Include the Human Element Eric Krell at Business Finance points out how the human element of a catastrophe can undermine even the best disaster recovery plan. He wrote about how employees' personal emergencies challenged the company's preparedness.
"Some employees needed to help elderly parents who had lost power for four days; others were bailing out flood-damaged homes, finding childcare in response to lengthy school shutdowns, frantically attempting to track down accurate information (for example, when power would be restored, how to file claims, where to get housing assistance), and much more..."
It's not uncommon for companies to be tripped up by their employees' individual struggles in the face of a disaster. A Mercer report indicates that while 62% of companies have business continuity plans in place to address workforce readiness, only 29% of those companies that experienced disasters (or continuity disruptions) in 2011 followed their workforce readiness plans precisely; 20% of these companies report that they did not follow their workforce readiness plans at all.
Beware Fuel Follies
Making sure you have enough fuel to run your data center is an obvious lesson, but simply having the fuel isn't sufficient; fuel won't help if the generators that use it get flooded. For instance, New York University's Langone Medical Center had to evacuate all 215 patients when its backup power generators were flooded during Hurricane Sandy.
Peer1 Hosting had its own fuel problems. Although the company had an auxiliary fuel tank on the 18th floor of its Manhattan location, there was no way to pump fuel from a fuel truck to the tank. "The fuel line coming out of the truck ... is four inches [wide], whereas the fuel pipe from the basement coming from the large tanks was a three-quarter inch pipe," Robert Miggins, senior VP of business development for Peer 1, told Tech Target's Beth Pariseau. "We got the fuel really close to where it needed to be, and all of a sudden we're looking at these different sized delivery pipes--neither we nor the fuel company had the proper coupling to tie into that existing infrastructure."
Instead, Peer 1's staff carried containers of fuel up the stairs. Independent contractors and volunteers joined them, and, in the end, 30 people were schlepping buckets to the 18th floor.
Consider Virtual Appliances
Virtual appliances are a useful tool for business continuity and disaster recovery. They can be downloaded in minutes, deployed in under an hour and deliver the same performance as a physical appliance. Many vendors that make hardware appliances also offer virtual versions. But virtual appliances do have one drawback--they need servers.
In the aftermath of the hurricane, Silver Peak (my employer) had a number of requests for optimization software, but in some cases clients preferred physical appliances, even though they took longer to deliver than downloading virtual software. Why? With data centers under water, some organizations simply lacked the server hardware to run the virtual appliance.
Go to the Cloud
A number of stories talked about how the cloud helped save their business. Chris Donnell, an IT manager with NYC architectural firm Diller Scofidio + Renfro, for example, told PC Magazine's Samara Lynn that he was in the middle of a companywide migration from Exchange 2003 to Gmail when Sandy hit.
"After Sandy, [when] the extent of damage all over the city [was clear], it was easy to make the call to change the location of mail delivery and have people operate from partially migrated mailboxes instead of waiting for power to our servers." Lynn also wrote that Donnell used other cloud services, including Amazon, to set up business applications that employees could access.
This lesson isn't about technology, but it's still important.
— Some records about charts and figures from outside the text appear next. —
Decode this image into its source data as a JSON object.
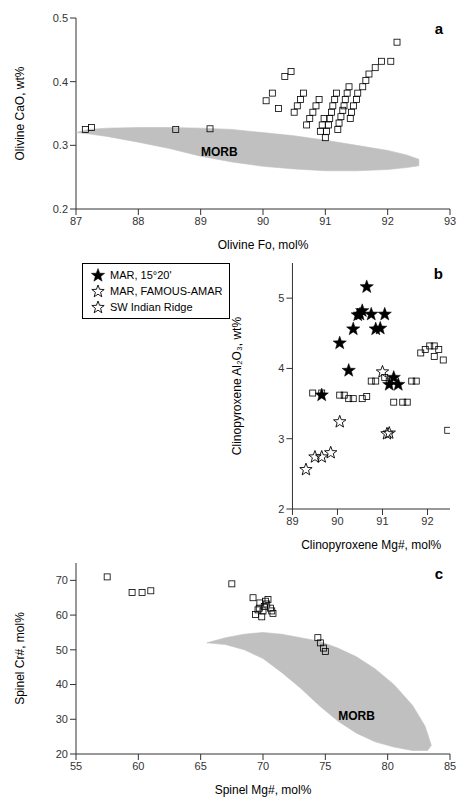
{
  "chart_data": [
    {
      "type": "scatter",
      "title": "a",
      "x_label": "Olivine Fo, mol%",
      "y_label": "Olivine CaO, wt%",
      "xlim": [
        87,
        93
      ],
      "ylim": [
        0.2,
        0.5
      ],
      "xticks": [
        87,
        88,
        89,
        90,
        91,
        92,
        93
      ],
      "yticks": [
        0.2,
        0.3,
        0.4,
        0.5
      ],
      "grid": false,
      "annotations": [
        {
          "text": "MORB",
          "x": 89.3,
          "y": 0.29
        }
      ],
      "series": [
        {
          "type": "polygon",
          "color": "#c0c0c0",
          "x": [
            87.0,
            87.2,
            87.5,
            88.0,
            88.5,
            89.0,
            89.5,
            90.0,
            90.5,
            91.0,
            91.5,
            92.0,
            92.3,
            92.5,
            92.5,
            92.3,
            92.0,
            91.5,
            91.0,
            90.5,
            90.0,
            89.5,
            89.0,
            88.5,
            88.0,
            87.5,
            87.2,
            87.0
          ],
          "y": [
            0.32,
            0.318,
            0.314,
            0.305,
            0.295,
            0.283,
            0.274,
            0.267,
            0.263,
            0.26,
            0.26,
            0.262,
            0.265,
            0.268,
            0.278,
            0.285,
            0.292,
            0.3,
            0.308,
            0.315,
            0.32,
            0.325,
            0.327,
            0.328,
            0.328,
            0.327,
            0.325,
            0.32
          ]
        },
        {
          "type": "scatter",
          "marker": "square_open",
          "color": "#000000",
          "x": [
            87.15,
            87.25,
            88.6,
            89.15,
            90.05,
            90.15,
            90.25,
            90.35,
            90.45,
            90.5,
            90.55,
            90.6,
            90.65,
            90.7,
            90.75,
            90.8,
            90.85,
            90.9,
            90.92,
            90.95,
            90.98,
            91.0,
            91.02,
            91.05,
            91.07,
            91.1,
            91.12,
            91.15,
            91.18,
            91.2,
            91.22,
            91.25,
            91.28,
            91.3,
            91.32,
            91.35,
            91.38,
            91.4,
            91.42,
            91.45,
            91.5,
            91.52,
            91.6,
            91.65,
            91.7,
            91.8,
            91.9,
            92.05,
            92.15
          ],
          "y": [
            0.325,
            0.328,
            0.325,
            0.326,
            0.37,
            0.382,
            0.358,
            0.408,
            0.416,
            0.352,
            0.362,
            0.372,
            0.382,
            0.332,
            0.342,
            0.352,
            0.362,
            0.372,
            0.322,
            0.332,
            0.342,
            0.312,
            0.322,
            0.332,
            0.342,
            0.352,
            0.362,
            0.372,
            0.382,
            0.325,
            0.335,
            0.345,
            0.355,
            0.362,
            0.372,
            0.382,
            0.392,
            0.342,
            0.352,
            0.362,
            0.372,
            0.382,
            0.392,
            0.402,
            0.412,
            0.422,
            0.432,
            0.432,
            0.462
          ]
        }
      ]
    },
    {
      "type": "scatter",
      "title": "b",
      "x_label": "Clinopyroxene Mg#, mol%",
      "y_label": "Clinopyroxene Al₂O₃, wt%",
      "xlim": [
        89,
        92.5
      ],
      "ylim": [
        2,
        5.5
      ],
      "xticks": [
        89,
        90,
        91,
        92
      ],
      "yticks": [
        2,
        3,
        4,
        5
      ],
      "grid": false,
      "legend": "top-left",
      "series": [
        {
          "type": "scatter",
          "marker": "square_open",
          "color": "#000000",
          "x": [
            89.45,
            89.65,
            90.05,
            90.15,
            90.25,
            90.35,
            90.55,
            90.65,
            90.75,
            90.85,
            91.05,
            91.15,
            91.25,
            91.45,
            91.55,
            91.65,
            91.75,
            91.85,
            91.95,
            92.05,
            92.15,
            92.15,
            92.25,
            92.35,
            92.45
          ],
          "y": [
            3.65,
            3.65,
            3.62,
            3.62,
            3.57,
            3.57,
            3.57,
            3.6,
            3.82,
            3.82,
            3.87,
            3.82,
            3.52,
            3.52,
            3.52,
            3.82,
            3.82,
            4.22,
            4.27,
            4.32,
            4.32,
            4.17,
            4.27,
            4.12,
            3.12
          ]
        },
        {
          "type": "scatter",
          "name": "MAR, 15°20'",
          "marker": "star",
          "color": "#000000",
          "x": [
            89.65,
            90.05,
            90.25,
            90.35,
            90.45,
            90.5,
            90.55,
            90.65,
            90.75,
            90.85,
            90.95,
            91.05,
            91.15,
            91.25,
            91.35
          ],
          "y": [
            3.62,
            4.36,
            3.97,
            4.56,
            4.76,
            4.77,
            4.82,
            5.16,
            4.77,
            4.56,
            4.57,
            4.77,
            3.77,
            3.87,
            3.77
          ]
        },
        {
          "type": "scatter",
          "name": "MAR, FAMOUS-AMAR",
          "marker": "star_open",
          "color": "#000000",
          "x": [
            89.3,
            89.5,
            89.65,
            89.85,
            90.05
          ],
          "y": [
            2.56,
            2.74,
            2.74,
            2.8,
            3.24
          ]
        },
        {
          "type": "scatter",
          "name": "SW Indian Ridge",
          "marker": "star_open",
          "color": "#000000",
          "x": [
            91.0,
            91.1,
            91.15
          ],
          "y": [
            3.95,
            3.07,
            3.08
          ]
        }
      ]
    },
    {
      "type": "scatter",
      "title": "c",
      "x_label": "Spinel Mg#, mol%",
      "y_label": "Spinel Cr#, mol%",
      "xlim": [
        55,
        85
      ],
      "ylim": [
        20,
        75
      ],
      "xticks": [
        55,
        60,
        65,
        70,
        75,
        80,
        85
      ],
      "yticks": [
        20,
        30,
        40,
        50,
        60,
        70
      ],
      "grid": false,
      "annotations": [
        {
          "text": "MORB",
          "x": 77.5,
          "y": 31.0
        }
      ],
      "series": [
        {
          "type": "polygon",
          "color": "#c0c0c0",
          "x": [
            65.5,
            67.0,
            68.5,
            70.0,
            71.5,
            73.0,
            74.5,
            76.0,
            77.5,
            79.0,
            80.5,
            82.0,
            83.0,
            83.5,
            83.2,
            82.0,
            80.5,
            79.0,
            77.5,
            76.0,
            74.5,
            73.0,
            71.5,
            70.0,
            68.5,
            67.0,
            65.5
          ],
          "y": [
            52.0,
            53.5,
            54.5,
            55.0,
            54.5,
            53.5,
            52.5,
            50.5,
            48.0,
            44.5,
            40.0,
            34.0,
            28.0,
            22.5,
            21.0,
            21.0,
            22.0,
            23.5,
            26.0,
            29.5,
            34.0,
            39.0,
            43.5,
            47.5,
            50.0,
            51.5,
            52.0
          ]
        },
        {
          "type": "scatter",
          "marker": "square_open",
          "color": "#000000",
          "x": [
            57.5,
            59.5,
            60.3,
            61.0,
            67.5,
            69.2,
            69.4,
            69.6,
            69.7,
            69.75,
            69.9,
            70.0,
            70.1,
            70.2,
            70.3,
            70.4,
            70.6,
            70.7,
            70.8,
            74.4,
            74.6,
            74.85,
            75.0
          ],
          "y": [
            71.0,
            66.5,
            66.5,
            67.0,
            69.0,
            65.0,
            60.2,
            61.5,
            62.0,
            63.5,
            59.5,
            61.2,
            62.5,
            64.0,
            63.2,
            64.5,
            62.0,
            61.2,
            60.5,
            53.5,
            52.0,
            50.5,
            49.5
          ]
        }
      ]
    }
  ]
}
Consider Eugene Cederbaum's reaction to his experience in the hurricane:
"What I experienced in just eight days without power or water gave me a first-hand appreciation of what too many people suffer for months at a time: I was cold, dirty, sick, and by the fifth or sixth day, terribly weary.... From my own Sandy experience, I must remember to stay aware of the plight of those for whom the absence of basic housing, food and clothing is a daily experience."
David Greenfield is a long-time technology analyst. He currently works in product marketing for Silver Peak.